Agencias/Ciudad de México.- El Secretario General de la ONU describió el futuro de los Pequeños Estados Insulares en Desarrollo como “un caso de prueba” para la justicia climática y financiera en el que el mundo no debe fallar.

António Guterres pronunció estas palabras durante la inauguración de la Cuarta Conferencia Internacional sobre los Pequeños Estados Insulares en Desarrollo (SIDS4), que se celebra en la isla de Antigua y Barbuda, una nación caribeña que entiende bien el poder destructivo del cambio climático luego de sufrir los devastadores huracanes Irma y María en 2017.

Sumergidos por las deudas y amenazados con ser barridos por los devastadores impactos del calentamiento global, los pequeños Estados insulares señalaron el lunes a los países ricos por su responsabilidad en la crisis climática y exigieron su apoyo.

Los Pequeños estados insulares en desarrollo (PEID) “están en la primera línea de una batalla contra una confluencia de crisis que no provocaron ni crearon ellos”, afirmó el primer ministro de Antigua y Barbuda, Gaston Browne, anfitrión de una conferencia dedicada al futuro de estos Estados que se extiende hasta el jueves.

La principal de estas crisis: los desastres climáticos que se multiplican en un mundo que se acerca a un calentamiento de +1.5°C, el límite más ambicioso del Acuerdo de París de 2015.

“Los principales culpables del cambio climático han fracasado en sus obligaciones de limitar sus efectos, perjudicando gravemente a los PEID y a nuestro planeta en general”, insistió Gaston Browne.

“La crisis climática nos destruirá a todos”, pero “el mundo está tomándose su tiempo mientras nosotros sufrimos, es injusto”, añadió el presidente de las Seychelles, Wavel Ramkalawan.

En el Caribe, en el océano Pacífico o en el Índico, estos Estados que cuentan en total con 65 millones de habitantes enfrentan desde hace tiempo desafíos específicos que los vuelven particularmente sensibles a los choques externos: una población esparcida, aislamiento geográfico y economías poco diversificadas y dependientes de las importaciones.

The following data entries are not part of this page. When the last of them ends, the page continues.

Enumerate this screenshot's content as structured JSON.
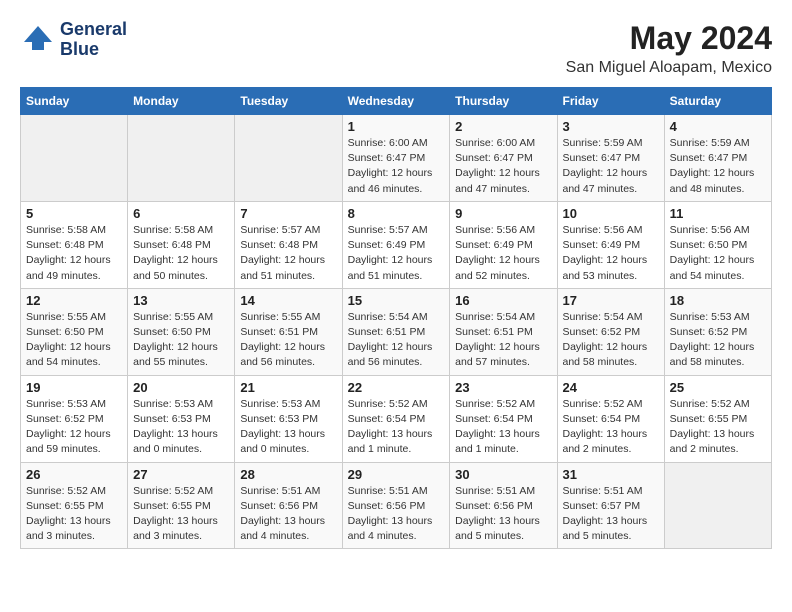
{
  "header": {
    "logo_line1": "General",
    "logo_line2": "Blue",
    "month": "May 2024",
    "location": "San Miguel Aloapam, Mexico"
  },
  "days_of_week": [
    "Sunday",
    "Monday",
    "Tuesday",
    "Wednesday",
    "Thursday",
    "Friday",
    "Saturday"
  ],
  "weeks": [
    [
      {
        "day": "",
        "info": ""
      },
      {
        "day": "",
        "info": ""
      },
      {
        "day": "",
        "info": ""
      },
      {
        "day": "1",
        "info": "Sunrise: 6:00 AM\nSunset: 6:47 PM\nDaylight: 12 hours\nand 46 minutes."
      },
      {
        "day": "2",
        "info": "Sunrise: 6:00 AM\nSunset: 6:47 PM\nDaylight: 12 hours\nand 47 minutes."
      },
      {
        "day": "3",
        "info": "Sunrise: 5:59 AM\nSunset: 6:47 PM\nDaylight: 12 hours\nand 47 minutes."
      },
      {
        "day": "4",
        "info": "Sunrise: 5:59 AM\nSunset: 6:47 PM\nDaylight: 12 hours\nand 48 minutes."
      }
    ],
    [
      {
        "day": "5",
        "info": "Sunrise: 5:58 AM\nSunset: 6:48 PM\nDaylight: 12 hours\nand 49 minutes."
      },
      {
        "day": "6",
        "info": "Sunrise: 5:58 AM\nSunset: 6:48 PM\nDaylight: 12 hours\nand 50 minutes."
      },
      {
        "day": "7",
        "info": "Sunrise: 5:57 AM\nSunset: 6:48 PM\nDaylight: 12 hours\nand 51 minutes."
      },
      {
        "day": "8",
        "info": "Sunrise: 5:57 AM\nSunset: 6:49 PM\nDaylight: 12 hours\nand 51 minutes."
      },
      {
        "day": "9",
        "info": "Sunrise: 5:56 AM\nSunset: 6:49 PM\nDaylight: 12 hours\nand 52 minutes."
      },
      {
        "day": "10",
        "info": "Sunrise: 5:56 AM\nSunset: 6:49 PM\nDaylight: 12 hours\nand 53 minutes."
      },
      {
        "day": "11",
        "info": "Sunrise: 5:56 AM\nSunset: 6:50 PM\nDaylight: 12 hours\nand 54 minutes."
      }
    ],
    [
      {
        "day": "12",
        "info": "Sunrise: 5:55 AM\nSunset: 6:50 PM\nDaylight: 12 hours\nand 54 minutes."
      },
      {
        "day": "13",
        "info": "Sunrise: 5:55 AM\nSunset: 6:50 PM\nDaylight: 12 hours\nand 55 minutes."
      },
      {
        "day": "14",
        "info": "Sunrise: 5:55 AM\nSunset: 6:51 PM\nDaylight: 12 hours\nand 56 minutes."
      },
      {
        "day": "15",
        "info": "Sunrise: 5:54 AM\nSunset: 6:51 PM\nDaylight: 12 hours\nand 56 minutes."
      },
      {
        "day": "16",
        "info": "Sunrise: 5:54 AM\nSunset: 6:51 PM\nDaylight: 12 hours\nand 57 minutes."
      },
      {
        "day": "17",
        "info": "Sunrise: 5:54 AM\nSunset: 6:52 PM\nDaylight: 12 hours\nand 58 minutes."
      },
      {
        "day": "18",
        "info": "Sunrise: 5:53 AM\nSunset: 6:52 PM\nDaylight: 12 hours\nand 58 minutes."
      }
    ],
    [
      {
        "day": "19",
        "info": "Sunrise: 5:53 AM\nSunset: 6:52 PM\nDaylight: 12 hours\nand 59 minutes."
      },
      {
        "day": "20",
        "info": "Sunrise: 5:53 AM\nSunset: 6:53 PM\nDaylight: 13 hours\nand 0 minutes."
      },
      {
        "day": "21",
        "info": "Sunrise: 5:53 AM\nSunset: 6:53 PM\nDaylight: 13 hours\nand 0 minutes."
      },
      {
        "day": "22",
        "info": "Sunrise: 5:52 AM\nSunset: 6:54 PM\nDaylight: 13 hours\nand 1 minute."
      },
      {
        "day": "23",
        "info": "Sunrise: 5:52 AM\nSunset: 6:54 PM\nDaylight: 13 hours\nand 1 minute."
      },
      {
        "day": "24",
        "info": "Sunrise: 5:52 AM\nSunset: 6:54 PM\nDaylight: 13 hours\nand 2 minutes."
      },
      {
        "day": "25",
        "info": "Sunrise: 5:52 AM\nSunset: 6:55 PM\nDaylight: 13 hours\nand 2 minutes."
      }
    ],
    [
      {
        "day": "26",
        "info": "Sunrise: 5:52 AM\nSunset: 6:55 PM\nDaylight: 13 hours\nand 3 minutes."
      },
      {
        "day": "27",
        "info": "Sunrise: 5:52 AM\nSunset: 6:55 PM\nDaylight: 13 hours\nand 3 minutes."
      },
      {
        "day": "28",
        "info": "Sunrise: 5:51 AM\nSunset: 6:56 PM\nDaylight: 13 hours\nand 4 minutes."
      },
      {
        "day": "29",
        "info": "Sunrise: 5:51 AM\nSunset: 6:56 PM\nDaylight: 13 hours\nand 4 minutes."
      },
      {
        "day": "30",
        "info": "Sunrise: 5:51 AM\nSunset: 6:56 PM\nDaylight: 13 hours\nand 5 minutes."
      },
      {
        "day": "31",
        "info": "Sunrise: 5:51 AM\nSunset: 6:57 PM\nDaylight: 13 hours\nand 5 minutes."
      },
      {
        "day": "",
        "info": ""
      }
    ]
  ]
}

A estas dificultades se suma una vulnerabilidad excepcional ante los crecientes impactos del calentamiento climático, del cual no son responsables: sequías, inundaciones, huracanes y aumento del nivel del mar que amenaza literalmente con borrar del mapa a algunos de ellos.

“No podemos aceptar la desaparición de un país o de una cultura bajo el avance de las olas”, dijo en la apertura de la conferencia el secretario general de la ONU, António Guterres, subrayando que estas pequeñas islas no pueden luchar “solas” contra estos desafíos.

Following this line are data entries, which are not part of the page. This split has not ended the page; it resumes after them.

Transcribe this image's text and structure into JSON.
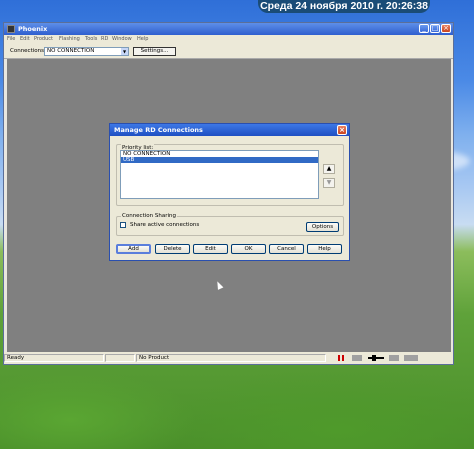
{
  "clock": "Среда  24 ноября 2010 г.  20:26:38",
  "window": {
    "title": "Phoenix",
    "menu": [
      "File",
      "Edit",
      "Product",
      "Flashing",
      "Tools",
      "RD",
      "Window",
      "Help"
    ],
    "minimize": "_",
    "maximize": "□",
    "close": "×"
  },
  "toolbar": {
    "connections_label": "Connections:",
    "connection_value": "NO CONNECTION",
    "settings_button": "Settings..."
  },
  "status": {
    "ready": "Ready",
    "product": "No Product"
  },
  "dialog": {
    "title": "Manage RD Connections",
    "close": "×",
    "priority_list_label": "Priority list:",
    "priority_items": [
      {
        "label": "NO CONNECTION",
        "selected": false
      },
      {
        "label": "USB",
        "selected": true
      }
    ],
    "up_arrow": "▲",
    "down_arrow": "▼",
    "connection_sharing_label": "Connection Sharing",
    "share_checkbox_label": "Share active connections",
    "share_checked": false,
    "options_button": "Options",
    "buttons": {
      "add": "Add",
      "delete": "Delete",
      "edit": "Edit",
      "ok": "OK",
      "cancel": "Cancel",
      "help": "Help"
    }
  }
}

“La idea de que todo un Estado insular pueda tornarse un daño colateral de las ganancias de la industria de los combustibles fósiles o de la competencia entre las mayores economías es simplemente obscena”, añadió.

La primera reivindicación de los países insulares es una aceleración del accionar mundial en materia climática para frenar el calentamiento, del cual son las primeras víctimas, y un aumento del financiamiento en ese sector.

“El costo seguirá aumentando y lo pagaremos con cada vez más vidas humanas si no atacamos la raíz (del calentamiento): las energías fósiles”, añadió la presidenta de las Islas Marshall, Hilda Heine.

Según el PNUD, la activación de las medidas de adaptación para los impactos de calentamiento en esos 39 países requeriría entre 4,700 y 7,300 millones de dólares anuales.

Pero la mayoría de ellos son considerados países de ingresos intermedios, y por ello se encuentran excluidos de la ayuda internacional y de la financiación a tasas preferenciales de los bancos de desarrollo.

“Están atrapados en una tierra de nadie en la que no tienen acceso a la red de seguridad que representan los financiamientos de la comunidad internacional”, lamentó Achim Steiner, director del Programa de Naciones Unidas para el Desarrollo (PNUD), que defiende para ellos una reforma del sistema financiero internacional.

Mas aún teniendo en cuenta que la mayoría sufre también el peso de una deuda importante. La ONU estima que en 2024 gastarán 15,9% de sus ingresos solo para reembolsar los intereses de esa deuda.

Los pequeños Estados insulares estiman que no saldrán adelante sin ayuda externa, aunque de todos modos tendrían que comprometerse ellos mismos a reforzar y diversificar sus economías para volverse más resistentes a los choques externos.

Entre sus ejes prioritarios se encuentran el desarrollo de las energías renovables y el impulso de la “economía azul” (por ejemplo a través de la pesca duradera) en archipiélagos con territorios terrestres muy pequeños pero que cuentan con 19% de las zonas económicas exclusivas (espacio marítimo en el que un Estado ejerce su soberanía) del planeta.

Sin olvidar la promoción de un turismo más responsable para preservar una biodiversidad excepcional, especialmente los corales amenazados que atraen anualmente a los amantes del buceo.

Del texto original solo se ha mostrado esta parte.